BLOCKCHAIN WEEK5 | Micro UX
22/04/21–10/06/21 (7 weeks)
📃Brief: Design a way to materialise the blockchain.
🤝Group Members: Alex Newson, Tatiana Bohsali, Sue Heeyeon An, Yiwei Han (David).
👁🗨External Partner: This Ain’t Rock’n’Roll — Charlie Waterhouse, Clive Russell
Case Study and Inspiration
We looked at shared resources and other similar projects before refining our interactive processes and interfaces.
Alex first researched about the common heritage of humanity, trying to find out if there was a common land in Brixton that was free for all to use. The answer was no. Sue analysed the features of Brixton’s mobile bookshop and donation boxes on the street and in supermarkets, as well as the features of Amazon’s delivery lockers to see what we could learn from them in terms of sizes, functions and interactions.
I also looked into Memphis Milano from a design style and aesthetic perspective and found that its bold colour palette and rebellious pairings fit in with Brixton culture and the spirit of Brixton pound. In addition, I looked into Library of Thing, a platform that offers items or services for rent. I found their website to be very clean and fluid in terms of interaction flow, which is something we can learn from and apply into our interfaces.
The idea was to allow people to share and donate their belongings. The diversity of item sizes resulted in us not being able to easily decide what size of locker was appropriate. We also didn’t know which area of Brixton would have the highest demand for this sharing service. So I came up with a proposal process to gather people’s opinions to guide the design of our shop dimensions and first location.
“Firstly three different sizes of cabinets were pre-determined. A questionnaire asked people what items they would like to donate and in what sizes. The sizes of the items people wanted to donate were then categorised into these three sizes. The number of each size in the final shop was decided based on the ratio of the three sizes.”

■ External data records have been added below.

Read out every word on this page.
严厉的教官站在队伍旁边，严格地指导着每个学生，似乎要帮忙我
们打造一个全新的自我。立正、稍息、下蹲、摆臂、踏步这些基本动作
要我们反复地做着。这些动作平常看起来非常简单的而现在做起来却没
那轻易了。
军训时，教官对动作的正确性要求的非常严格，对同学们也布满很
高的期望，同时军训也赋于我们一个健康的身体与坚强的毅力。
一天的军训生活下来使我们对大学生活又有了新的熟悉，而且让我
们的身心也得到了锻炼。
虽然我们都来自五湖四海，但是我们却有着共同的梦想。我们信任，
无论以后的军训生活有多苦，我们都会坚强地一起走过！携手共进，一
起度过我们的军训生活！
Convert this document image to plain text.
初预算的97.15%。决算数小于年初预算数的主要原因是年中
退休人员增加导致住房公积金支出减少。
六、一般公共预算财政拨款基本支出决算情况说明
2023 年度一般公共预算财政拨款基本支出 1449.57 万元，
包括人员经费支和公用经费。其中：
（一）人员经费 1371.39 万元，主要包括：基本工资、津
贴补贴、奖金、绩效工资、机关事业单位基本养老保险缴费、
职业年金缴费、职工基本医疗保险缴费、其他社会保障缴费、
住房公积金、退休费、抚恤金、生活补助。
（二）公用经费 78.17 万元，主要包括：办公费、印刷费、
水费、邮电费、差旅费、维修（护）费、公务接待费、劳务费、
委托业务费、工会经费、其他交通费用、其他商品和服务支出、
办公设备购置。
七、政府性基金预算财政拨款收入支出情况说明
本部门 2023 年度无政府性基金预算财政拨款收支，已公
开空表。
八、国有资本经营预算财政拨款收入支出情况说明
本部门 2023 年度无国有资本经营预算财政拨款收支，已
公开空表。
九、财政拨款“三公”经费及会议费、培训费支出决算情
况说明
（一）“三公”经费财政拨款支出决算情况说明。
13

Sue and Tat then designed the framework for the interactive messages between mobile and our shop and designed the low-fidelity interface for mobile. Alex and I also designed the end user interface to take into account groups without mobile phones.
During this week’s speed dating session, students gave us a lot of valuable feedback. One of the key discussions was about how our simple and quick registration and penalty mechanism may not be able to restrain people from abusing or vandalising this shop.
If the account and the user’s real information don’t match and can’t be tracked, then that means the user can put anything they want or vandalise at will. Because even if their account will be banned, they can easily create a new one and continue using it. On the other hand, requiring users to register with their real personal information can lead to resistance and a cumbersome registration experience. It’s a tricky paradox. We finally found that the application interface took away from the application and materialisation of the blockchain that we should have been focusing on.
Looking back on the week, we found a lot of good references and inspiration, but didn’t do a good job of summarising and organising them and using them in practice. Instead, we fell into the trap of user interface design. We wasted some time discussing and thinking about what the whole service flow and interaction should look like and what information should be displayed on each interface, which had no relevance to our topic and blockchain at all. What we should focus on is how blockchain technology relates to the service as a whole, its role and function in it, and how to externalise these connections and functions.
This week’s feedback has also made me rethink design and the abuse of social phenomena. As designers, we can’t seem to stop people from going against the flow we envision. It’s not the fault of the pencil designers that they can’t stop murderers from taking a pencil and killing people, nor is it something they need to consider. It’s the fault of the abusers; it’s the domain of social norms. So when it comes to design, should the target audience in our heads be a civilised person who know the social norms, or a person who does evil and against social norms? I think most designers would consider the former by default.
Considering how a design can be misused somehow seems to make little sense and runs the risk of deviating from the original design purpose.